For Anthony, being in a Devils’ locker room is nothing new to him. This isn’t his first time there or around NHL players, nor will it be his last.

“I know some of the guys,” Anthony said of Patrik Elias and the veterans on the team. “I’ve been in the locker room before. It’s just now that they’re shooting on me. It’s a little weird. They think I play like my dad so they think it’s funny.”

What does he think of that?

“To an extent,” he said. “I’m a little bit of my own goalie, but I still obviously have the genetics that he has so I have some of the same reactions he does, make some of the saves he does. To an extent, yeah, I think I play like him.”

“I’m coming from juniors and now there’s NHL guys shooting on me, so obviously it takes a little adjustment. But it wasn’t that big of an adjustment. It took a little bit of time but at the end I felt pretty good.”

Since Anthony is not trying to make the team because he will be heading to Gatineau Olympiques in the QMJHL after camp is over, he is using this opportunity to learn from other NHL players firsthand.

“I think the experience of being around the organization and some good high quality players playing against them and also just being around watching how they act on and off the ice,” he said of what he’s learning. “I think it’s going to be pretty important for when it’s my turn. Hopefully I can get the chance to make the team in the near future.”

“It’s different,” he said growing up in a household with the most winningest goaltender of all-time. “I get to go to NHL games all the time. I didn’t really get to go to practices a lot, but when I did I always looked in. You learn a lot from that so I think it helps a lot.”

“I was probably 10 when I started playing goalie. I played forward for three years before that. I wasn’t super young when I started playing, but I’ve been playing for a while.

“Being around [my dad], we played so much when I was younger. I was playing here in New Jersey and then I left home at an early age to go play at boarding school to play prep school hockey over there for Shattuck’s [Saint Mary].

“That was a great experience. I don’t regret that at all. I had a fun time. I had some great coaches over there. I met some great people. I improved my game a lot over there.

“It’s basically eat, sleep, school…hockey,” he said of his life at Shattuck’s. “It’s a great time over there. You practice every day. You get to work on your game a lot. You have 2-3 games a weekend, so it’s a lot of hockey. 50-60 games a year. I had a lot of fun. It’s probably the main reason of improvement in my game from when I left New Jersey to where I am now.”

How were his grades?

“Good,” he said. “School was hard, but it wasn’t extremely hard. I had a good time with it. I got some buddies in the classes and stuff. It’s a lot easier for you. It’s easier to do school.”
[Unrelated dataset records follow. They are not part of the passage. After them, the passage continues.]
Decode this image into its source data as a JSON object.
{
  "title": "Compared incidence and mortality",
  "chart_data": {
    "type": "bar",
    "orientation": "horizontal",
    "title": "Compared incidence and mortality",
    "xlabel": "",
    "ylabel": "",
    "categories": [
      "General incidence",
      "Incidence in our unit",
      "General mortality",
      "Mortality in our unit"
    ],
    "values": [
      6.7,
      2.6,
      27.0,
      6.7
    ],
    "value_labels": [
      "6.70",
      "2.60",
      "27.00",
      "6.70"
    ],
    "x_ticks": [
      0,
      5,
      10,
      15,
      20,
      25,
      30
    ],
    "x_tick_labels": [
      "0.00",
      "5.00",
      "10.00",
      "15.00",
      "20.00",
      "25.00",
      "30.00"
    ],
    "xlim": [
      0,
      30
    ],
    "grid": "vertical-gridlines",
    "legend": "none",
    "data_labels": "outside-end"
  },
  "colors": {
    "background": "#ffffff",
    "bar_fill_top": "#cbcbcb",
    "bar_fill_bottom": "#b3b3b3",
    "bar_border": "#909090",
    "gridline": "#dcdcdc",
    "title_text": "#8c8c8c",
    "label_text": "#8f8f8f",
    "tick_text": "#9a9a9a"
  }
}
Were there any pointers from his dad that stuck out to him as he was growing up?

“Not really what he’s actually told me, but [by] watching him. You can tell a lot by the way he plays. It’s just awesome watching him out on the ice. He’s so different from any other goalie. You learn a lot from watching him every day. You look how he reacts on the ice and how he’s so calm and collected. Pretty much, I think that’s a big part to his success. I think that’s something I’m trying to put into my game.”

As for the youngest Brodeur in the family, how’s he doing as a goalie?

He laughs. “I don’t think he’s started yet. We ask him every once in a while whether he wants to be a goalie or a forward. He changes it pretty much every day. We don’t know where he’s going to go. He’s got time. Hopefully he learns to love the game like we did.”

When Marty was asked if he would be driving Anthony home after camp he replied, “No, but I told him to keep his meal money. I’m going to cook food for him so he’s got some money so I don’t have to pay too much when he goes up to junior.”